Zakat Membangkitkan Ekonomi Masyarakat

ZAKAT MEMBANGKITKAN EKONOMI MASYARAKAT

OLEH: TAUFIQ ABDUL RAHIM
Dalam kehidupan sosial kemasyarakatan atau ummat Islam yang terus berkembang serta berinteraksi secara dinamis ditengah kondisi kehidupan modern saat ini, maka bulan Ramadhan tetap menjadi perhatian penting untuk meningkatkan dan melaksanakan ibadah. 

Baik ibadah wajib maupun sunnat dilaksanakan sebanyak serta sebaik mungkin pada bulan yang penuh berkah, maghfirah, bulan kemenangan serta pengampunan dosa dan menjauhkan diri dari api neraka. Makanya bulan Ramadhan menjadi suatu bulan yang dinanti-nati dan dirindukan olah ummat Islam untuk meningkatkan kualitas serta kuantitas ibadahnya untuk terus mendekatkan diri kepada Allah Subhanahuwata’ala.
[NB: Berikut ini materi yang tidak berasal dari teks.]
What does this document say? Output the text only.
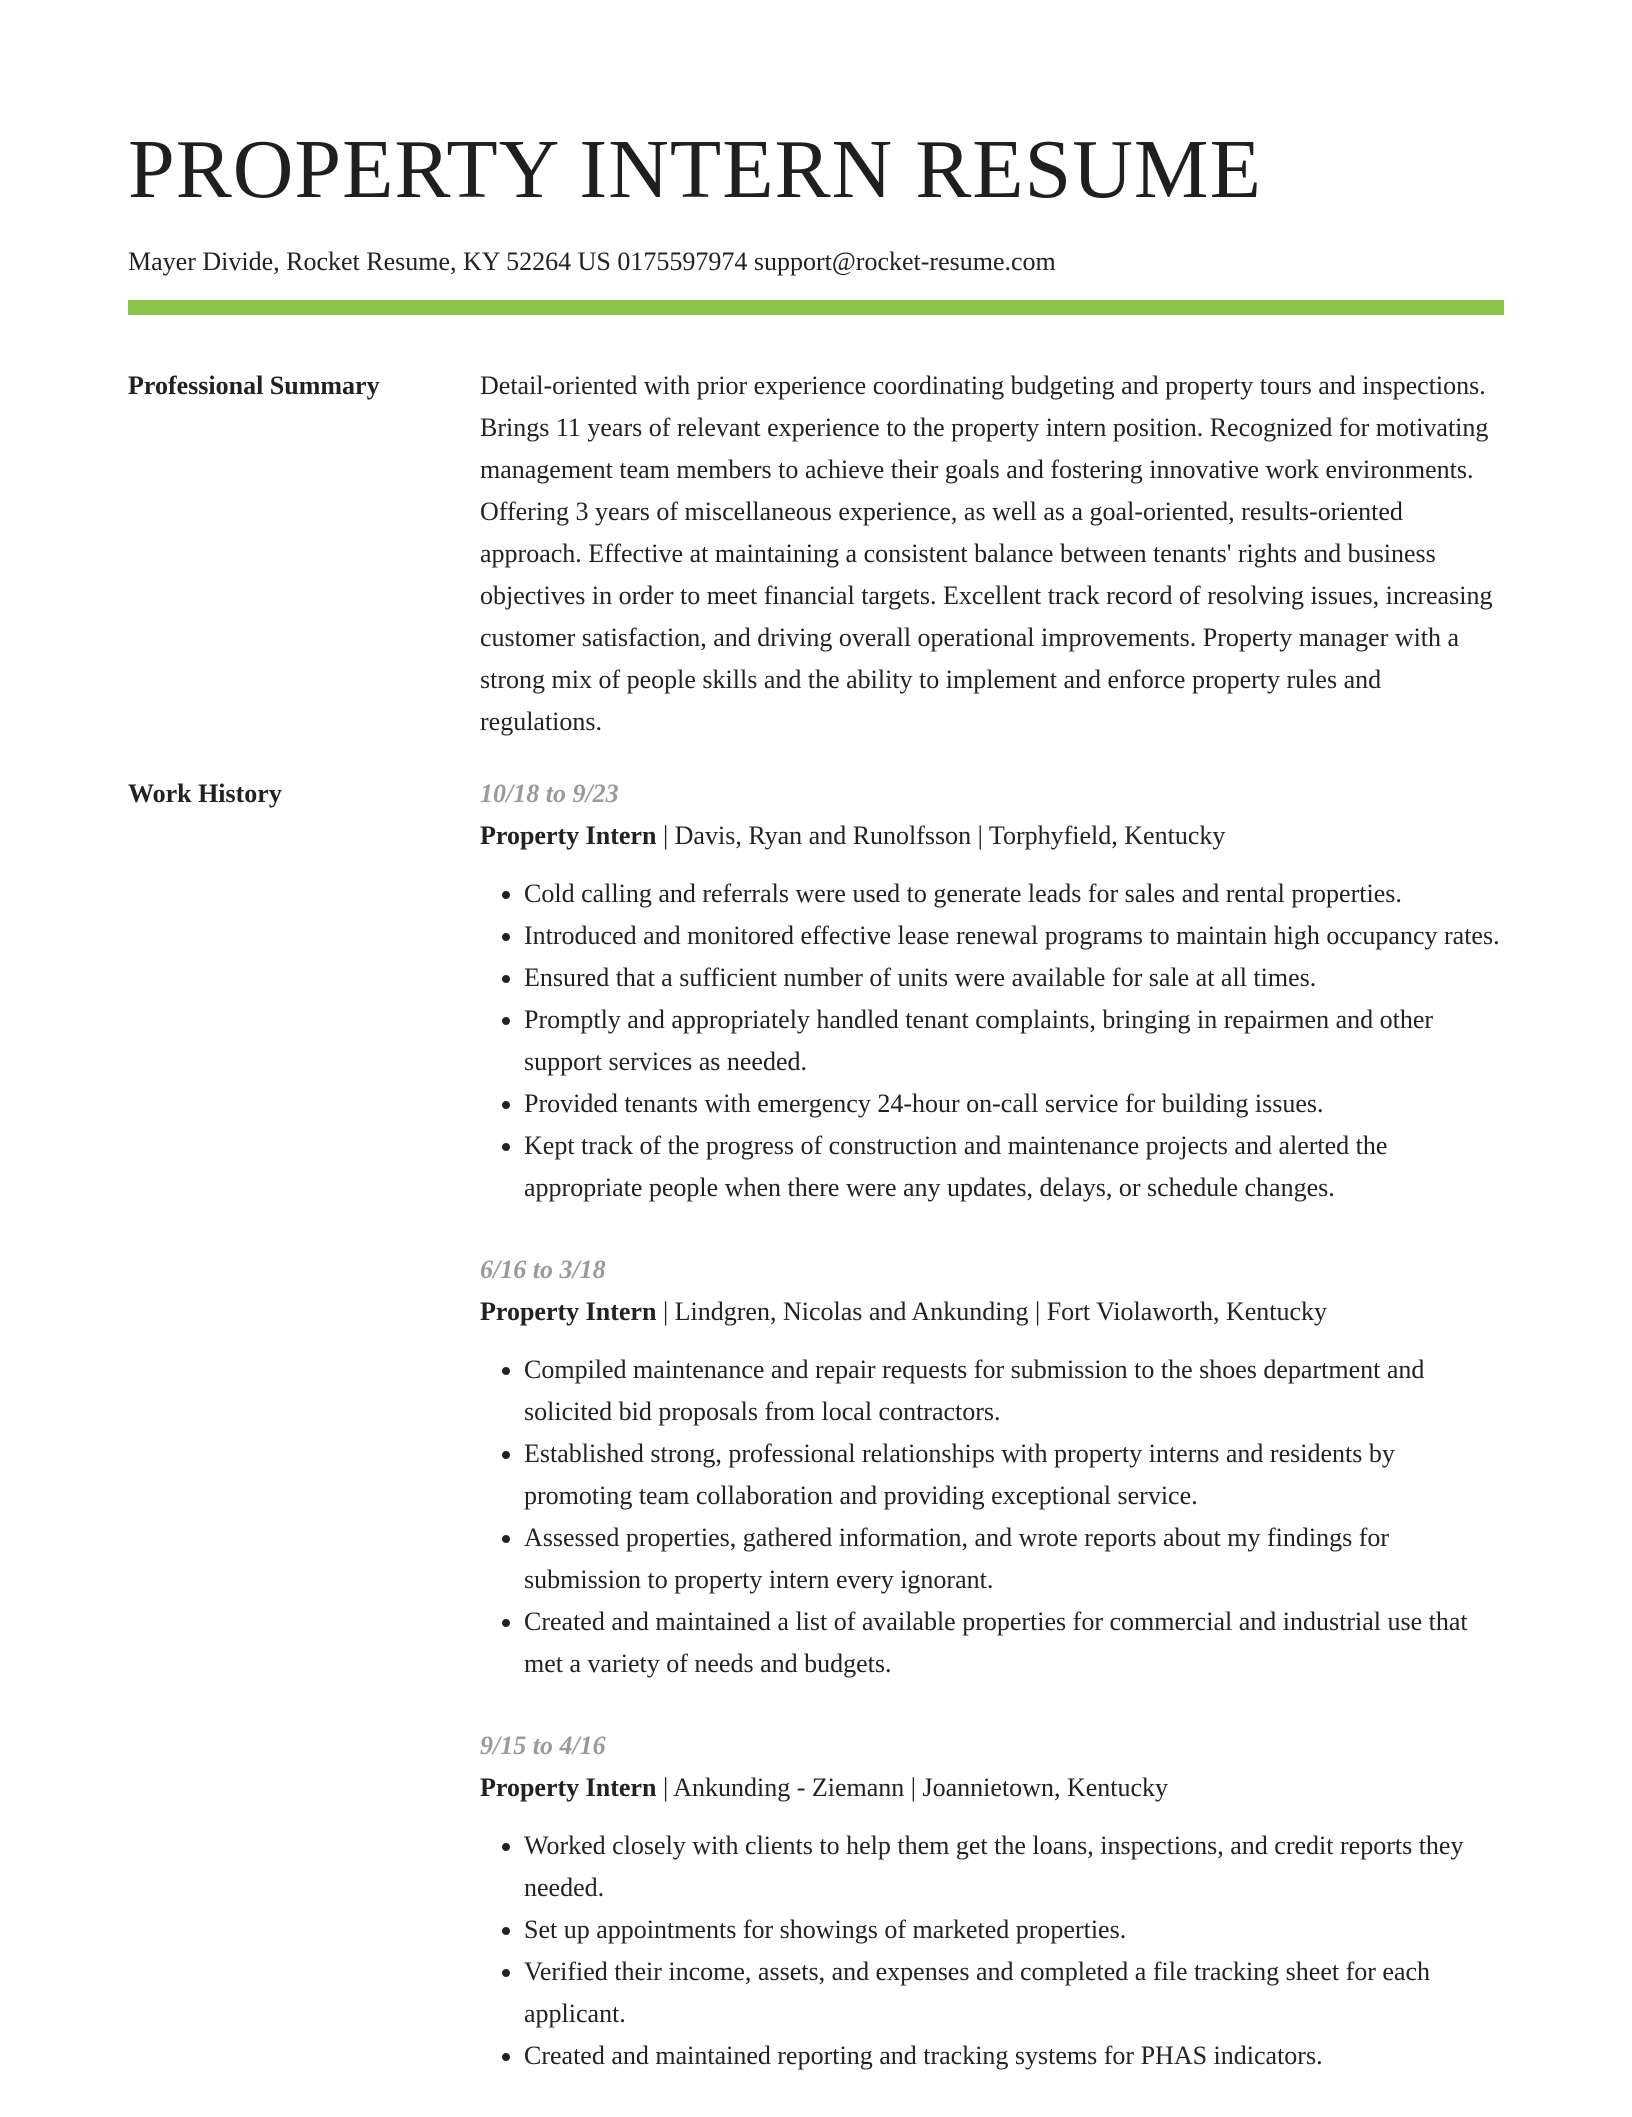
PROPERTY INTERN RESUME
Mayer Divide, Rocket Resume, KY 52264 US 0175597974 support@rocket-resume.com
Professional Summary	Detail-oriented with prior experience coordinating budgeting and property tours and inspections. Brings 11 years of relevant experience to the property intern position. Recognized for motivating management team members to achieve their goals and fostering innovative work environments. Offering 3 years of miscellaneous experience, as well as a goal-oriented, results-oriented approach. Effective at maintaining a consistent balance between tenants' rights and business objectives in order to meet financial targets. Excellent track record of resolving issues, increasing customer satisfaction, and driving overall operational improvements. Property manager with a strong mix of people skills and the ability to implement and enforce property rules and regulations.
Work History	10/18 to 9/23
Property Intern | Davis, Ryan and Runolfsson | Torphyfield, Kentucky
• Cold calling and referrals were used to generate leads for sales and rental properties.
• Introduced and monitored effective lease renewal programs to maintain high occupancy rates.
• Ensured that a sufficient number of units were available for sale at all times.
• Promptly and appropriately handled tenant complaints, bringing in repairmen and other support services as needed.
• Provided tenants with emergency 24-hour on-call service for building issues.
• Kept track of the progress of construction and maintenance projects and alerted the appropriate people when there were any updates, delays, or schedule changes.
6/16 to 3/18
Property Intern | Lindgren, Nicolas and Ankunding | Fort Violaworth, Kentucky
• Compiled maintenance and repair requests for submission to the shoes department and solicited bid proposals from local contractors.
• Established strong, professional relationships with property interns and residents by promoting team collaboration and providing exceptional service.
• Assessed properties, gathered information, and wrote reports about my findings for submission to property intern every ignorant.
• Created and maintained a list of available properties for commercial and industrial use that met a variety of needs and budgets.
9/15 to 4/16
Property Intern | Ankunding - Ziemann | Joannietown, Kentucky
• Worked closely with clients to help them get the loans, inspections, and credit reports they needed.
• Set up appointments for showings of marketed properties.
• Verified their income, assets, and expenses and completed a file tracking sheet for each applicant.
• Created and maintained reporting and tracking systems for PHAS indicators.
Sehingga dalam satu tahun ada dua belas bulan, sesuai dengan peredaran bulan dan matahari, maka bulan Ramadhan menjadi bulan yang sangat istimewa bagi ummat Islam, masyarakat muslim dalam melakukan ibadah menuju manusia bertaqwa sebagai ketaatan perintah Allah dalam Al-Qur’an Surat Al-Baqarah Ayat 183, yang artinya; “Wahai orang-orang yang beriman! Diwajibkan  atas kamu berpuasa sebagaimana diwajibkan atas orang-orang sebelum kamu agar kamu bertaqwa”. Ini merupakan landasan fundamental bagi setiap muslim beriman untuk melaksanakan ibadah puasa Ramadhan sebulan penuh, agar menjadi orang yang bertaqwa. 

Dengan demikian, harapan serta target berpuasa adalah menjadi orang yang bertaqwa sebagai posisi tertinggi sebagai muslim beriman, juga istiqamah mejalankan perintah Allah Subhanahuwata’ala sesuai dengan aturan dan ketentuan normatif logis yang ditetapkan dalam Al-Qur’an dan As-Sunnah.

Diskusi dan pemahaman ini semakin penting, karena secara alamiah dan pemahaman masyarakat bahwa, pada pertengahan dan atau penghujung bulan Ramadhan selalu dikaitkan dengan pelaksanaan atau menunaikan pembayaran zakat, terutama zakat fitrah. Ini dilakukan sebagai pelengkap dan menyempurkan ibadah puasa yang secara rutin dilaksanakan setiap tahunnya, juga berbagai ibadah lainnya serta perilaku sosial yang demikian menonjol dibulan Ramadhan ini, yaitu infaq dan shadaqah.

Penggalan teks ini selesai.